Are you ready for this?
Seriously, swallow anything in your mouth, and make sure your laptop is balanced well on your lap.
I'm not kidding.
It's
$2000 for tuition, room and board.
I told you. Even in tiny font, it still looks big.
Can you believe that?! Holy shit! I knew it was going to be bad when I saw the paper the 'invitation' came on. It was heavy cream paper, with embossing and pretty font. I almost didn't tell her about it at all, figuring she had said to me earlier that she didn't want to go to sleepaway camp yet, and seriously, THE COST. Then, though, I felt guilty, because I wanted her to at least know that her teacher thought that much of her to nominate her for something like this. So, before I told her, I looked at the
website, and then DH came home and wanted to know what I was looking at, so I told him. He said that we should think about letting her go, and try and do some fundraising or something. So, I talked to Josie, and she understands that we can help some, but if she wants to go, she needs to do a lot of work herself. She'll have to write a letter like I did when I did the Avon 3Day, explaining what she wants to do, and why, and send it to anyone she thinks might help her out. I don't know if our church has a program that might be able to help her, or maybe the local educational store, or if anyone in our family might help out... we'll see. There's a scholarship program at the school, but they said that last year the average income of recipients was $10,000, which I'm thinking means foster kids or something. Anyway, there's no way we'd qualify for that.

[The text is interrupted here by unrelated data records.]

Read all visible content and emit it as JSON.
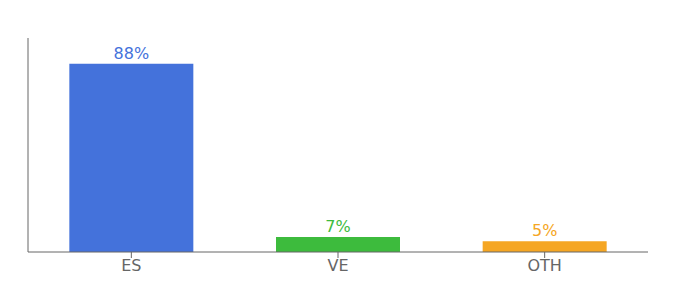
{
  "chart_data": {
    "type": "bar",
    "categories": [
      "ES",
      "VE",
      "OTH"
    ],
    "values": [
      88,
      7,
      5
    ],
    "value_labels": [
      "88%",
      "7%",
      "5%"
    ],
    "colors": [
      "#4472db",
      "#3dbb3d",
      "#f5a623"
    ],
    "ylim": [
      0,
      100
    ],
    "data_labels": true,
    "tick_labels": "x"
  }
}
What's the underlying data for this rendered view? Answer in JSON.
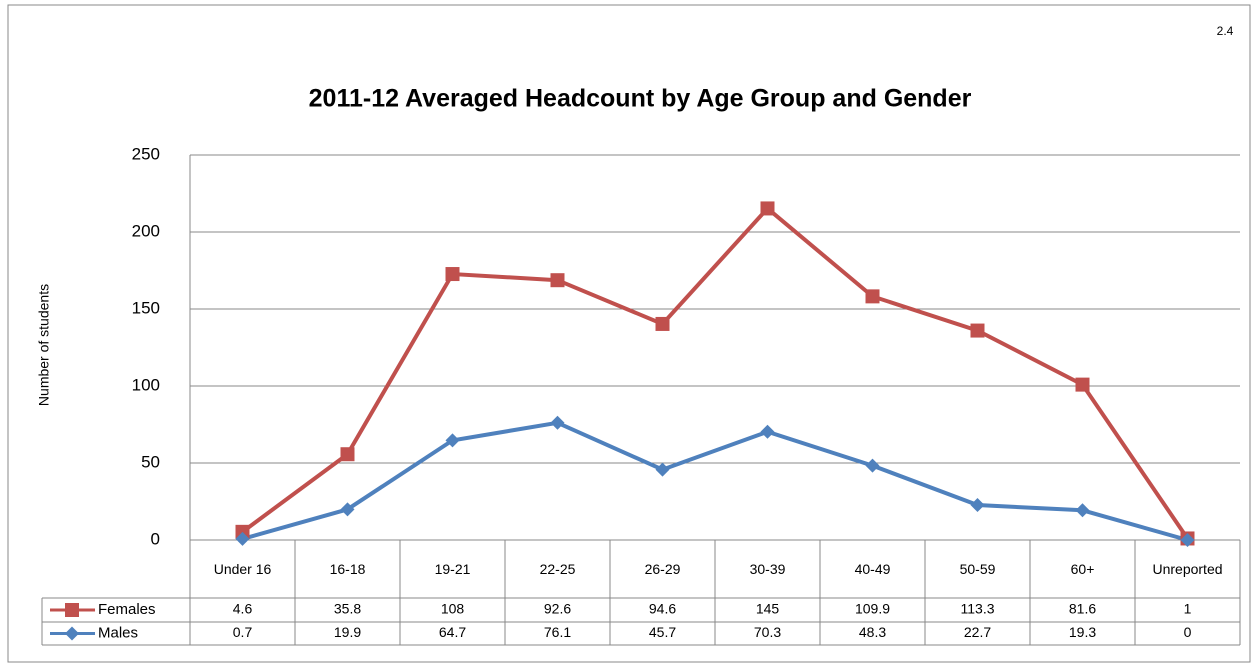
{
  "chart_data": {
    "type": "line",
    "stacked": true,
    "page_number": "2.4",
    "title": "2011-12 Averaged Headcount by Age Group and Gender",
    "y_label": "Number of students",
    "categories": [
      "Under 16",
      "16-18",
      "19-21",
      "22-25",
      "26-29",
      "30-39",
      "40-49",
      "50-59",
      "60+",
      "Unreported"
    ],
    "series": [
      {
        "name": "Females",
        "color": "#c0504d",
        "marker": "square",
        "values": [
          4.6,
          35.8,
          108,
          92.6,
          94.6,
          145,
          109.9,
          113.3,
          81.6,
          1
        ]
      },
      {
        "name": "Males",
        "color": "#4f81bd",
        "marker": "diamond",
        "values": [
          0.7,
          19.9,
          64.7,
          76.1,
          45.7,
          70.3,
          48.3,
          22.7,
          19.3,
          0
        ]
      }
    ],
    "ylim": [
      0,
      250
    ],
    "yticks": [
      0,
      50,
      100,
      150,
      200,
      250
    ],
    "grid": true,
    "data_table": true
  }
}
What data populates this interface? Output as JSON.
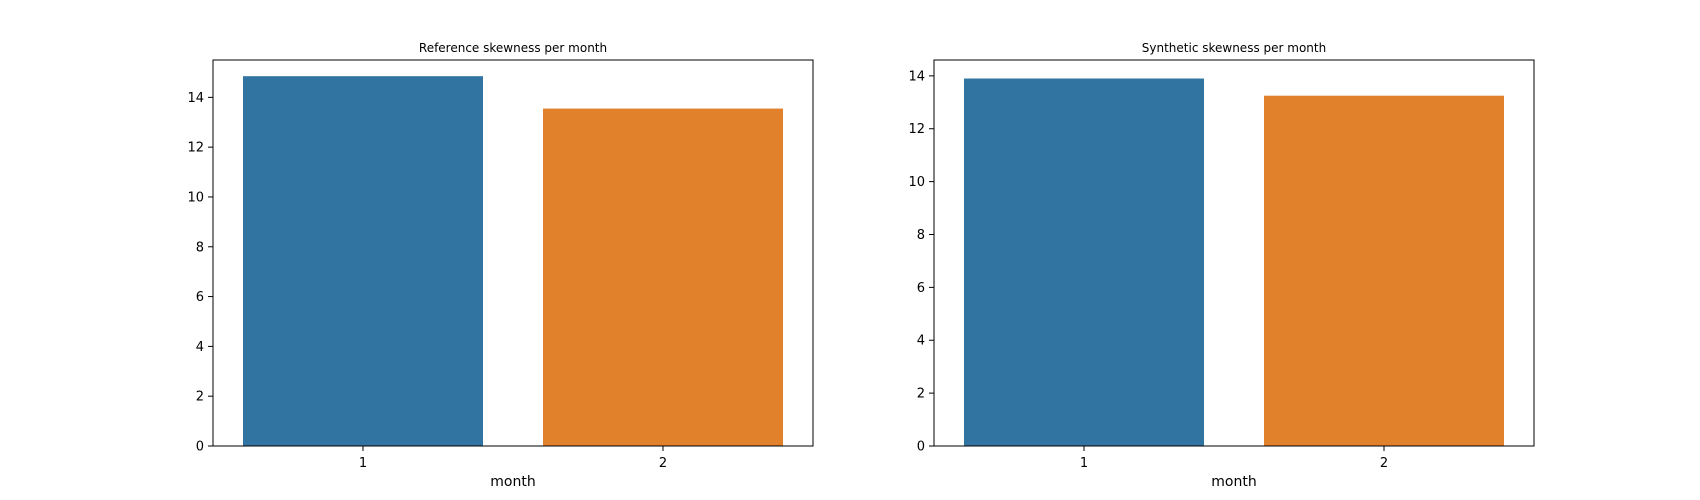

Part of me wonders if this is the right thing to do. I mean, is this really worth it? It seems so outrageous. But, on the other hand, if it really is as good as it says it is, it would probably be a great experience. I'm waiting to get an email back from the teacher who nominated her, since I'm hoping she'll be able to give me more info than Abby's mom who is really
generally snooty and unfriendly not talkative. I don't want to be one of Those Parents who sends their kids off to uppity programs just because they're there, but I don't want to not let her go if she can raise some money and it would broaden her mind. Plus, she's had such a crappy year, and dealt with so much, that I feel like I want to reward her with something that will make her excited about learning again in time for 5th grade.
Any thoughts on all this? Am I a nut for even considering it?